Justice in the Soul
Plato’s chief claim is that the virtues for individual people come “in the same way and in the same part” (441c) as the virtues of the city do.
In order to make good on this claim, he first has to show that the soul has parts (463a-439b) and also that the parts of the soul correspond to the three parts of the city (439c-440c).
We discussed the analogy between the city and the soul. We were particularly concerned with his description of the members of the productive class. Can they be just or not?
The City-Soul Parallel
Plato says that both the city and the soul have three parts and that those parts parallel one another.
But the relationship between the parts of the city and the parts of the soul goes even deeper than this. Plato says that people belong to the classes they do by virtue of which part of their soul is the predominant one. He says that “the reason we say there are three primary kinds of people” is that the rational part rules “in some people’s souls while one of the other parts … rules in other people’s” (Plato 1997, 581c). So there is more than an analogy here. Plato uses the parts of the soul to explain the division of the city into three classes. (See table 3 on the handout.)
Can the Productive Class be Just?
A thing is just, according to Plato, if all of its parts play their proper role. For instance, he says that, “the city was thought to be just when each of the three natural classes within it did its own work” (435b).
The natural parallel for individuals is to say that an individual is just if the parts of her soul all do their own work. But can this be true of a member of the productive class? That’s what we spent a fair amount of time talking about.
If we just look at the souls of the members of the productive class, we would have a hard time seeing that the parts do play their appropriate roles. In these people, the appetitive part controls the soul and the rational part is subordinate even though the rational part should govern the soul with the appetitive part being subordinate.
If we look at the way the members of the productive class participate in the city, we can see how it could make sense to describe them as being just. August, Cathy, and Tony all gave plausible descriptions of how it might work. August said that the members of the productive class could recognize the guardians as the appropriate rulers. Cathy said that the members of this class could be so focused on making money that they were not interested in usurping the guardians; as evidence, she could point to Cephalus and Polemarcus, the two merchants we met at the beginning who were happy to stick to business and avoid politics. Tony said the way Plato has described the city, each class is doing what it most wants to do, so there would be no incentive to switch into another class’s lane.
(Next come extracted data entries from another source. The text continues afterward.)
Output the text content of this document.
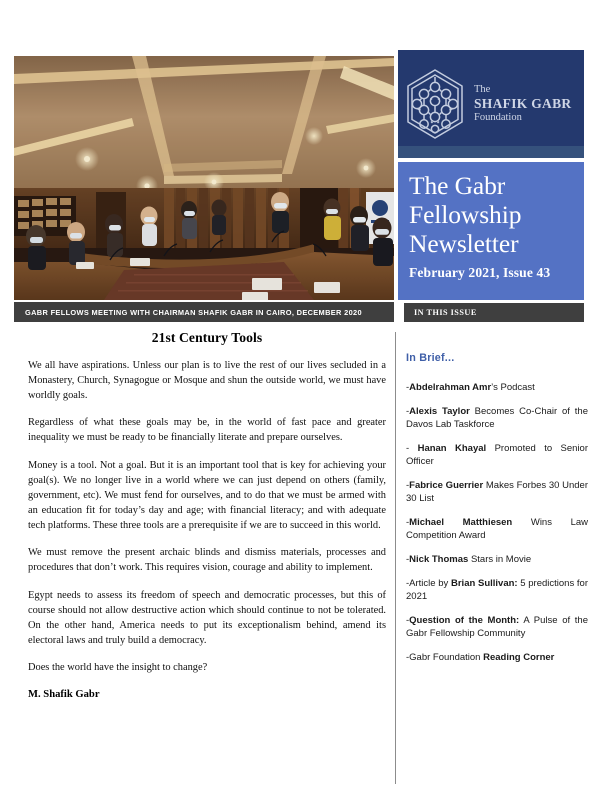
GABR FELLOWS MEETING WITH CHAIRMAN SHAFIK GABR IN CAIRO, DECEMBER 2020
The
SHAFIK GABR
Foundation
The Gabr
Fellowship
Newsletter
February 2021, Issue 43
IN THIS ISSUE
21st Century Tools

We all have aspirations. Unless our plan is to live the rest of our lives secluded in a Monastery, Church, Synagogue or Mosque and shun the outside world, we must have worldly goals.

Regardless of what these goals may be, in the world of fast pace and greater inequality we must be ready to be financially literate and prepare ourselves.

Money is a tool. Not a goal. But it is an important tool that is key for achieving your goal(s). We no longer live in a world where we can just depend on others (family, government, etc). We must fend for ourselves, and to do that we must be armed with an education fit for today’s day and age; with financial literacy; and with adequate tech platforms. These three tools are a prerequisite if we are to succeed in this world.

We must remove the present archaic blinds and dismiss materials, processes and procedures that don’t work. This requires vision, courage and ability to implement.

Egypt needs to assess its freedom of speech and democratic processes, but this of course should not allow destructive action which should continue to not be tolerated. On the other hand, America needs to put its exceptionalism behind, amend its electoral laws and truly build a democracy.

Does the world have the insight to change?

M. Shafik Gabr
In Brief...
-Abdelrahman Amr’s Podcast
-Alexis Taylor Becomes Co-Chair of the Davos Lab Taskforce
- Hanan Khayal Promoted to Senior Officer
-Fabrice Guerrier Makes Forbes 30 Under 30 List
-Michael Matthiesen Wins Law Competition Award
-Nick Thomas Stars in Movie
-Article by Brian Sullivan: 5 predictions for 2021
-Question of the Month: A Pulse of the Gabr Fellowship Community
-Gabr Foundation Reading Corner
Katya raised a question about what would maintain the system. She did not think that Plato could count on the members of the productive classes to stay in their roles on their own. Rather, she thought, the guardians would need to rely on devices like the myth of the metals or brute force to do so.
Plato vs. Thrasymachus
Plato’s case for political authority rests on the inferiority of the productive class. Their souls are governed by their appetites rather than their rational part. Even if their reason were in charge, they would not have the kind of knowledge about what to do that the guardians have.
The guardians, by contrast, are governed by their rational part and they do know what is best for the city. The idea is that they act as a kind of rational part for the members of the productive class when they are in charge of the city.
At this point, Plato compares his picture of the city with Thrasymachus’s in a way that I think is revealing. Here’s what he says.
to insure that someone like that [a manual worker] is ruled by something similar to what rules the best person, we say that he ought to be the slave of that best person who has a divine ruler within himself. It isn’t to harm the slave that we say he must be ruled, which is what Thrasymachus thought to be true of all subjects, but because it is better for everyone to be ruled by divine reason, preferably within himself and his own, otherwise imposed from without, so that as far as possible all will be alike and friends, governed by the same thing. (590d)
What’s interesting is that Plato is saying that political hierarchy is good for those who are subject to it, at least, it is in a just city ruled by wise guardians. Thrasymachus had said that political rule had to be exploitative.
Whether you find Plato’s story persuasive or not, it’s noteworthy that he thought it was important to show that this is so. Thrasymachus, by contrast, either believes it’s impossible to have a non-exploitative political system or that it’s undesirable to try. Either way, he puts no weight on showing that the people at the bottom of the hierarchy benefit from it. That’s a significant difference between Plato and Thrasymachus, in my opinion.
These are the things you should know from today’s class.
- What is the relationship between the parts of the city and the parts of the soul?
- Why is Plato inclined to say that the productive class can be just?
- Why is Plato inclined to say that the productive class cannot be just?
Plato. 1997. “Republic.” In Complete Works, edited by John M. Cooper, translated by G. M. A. Grube and C. D. C Reeve. Indianapolis, IN: Hackett Publishing Company.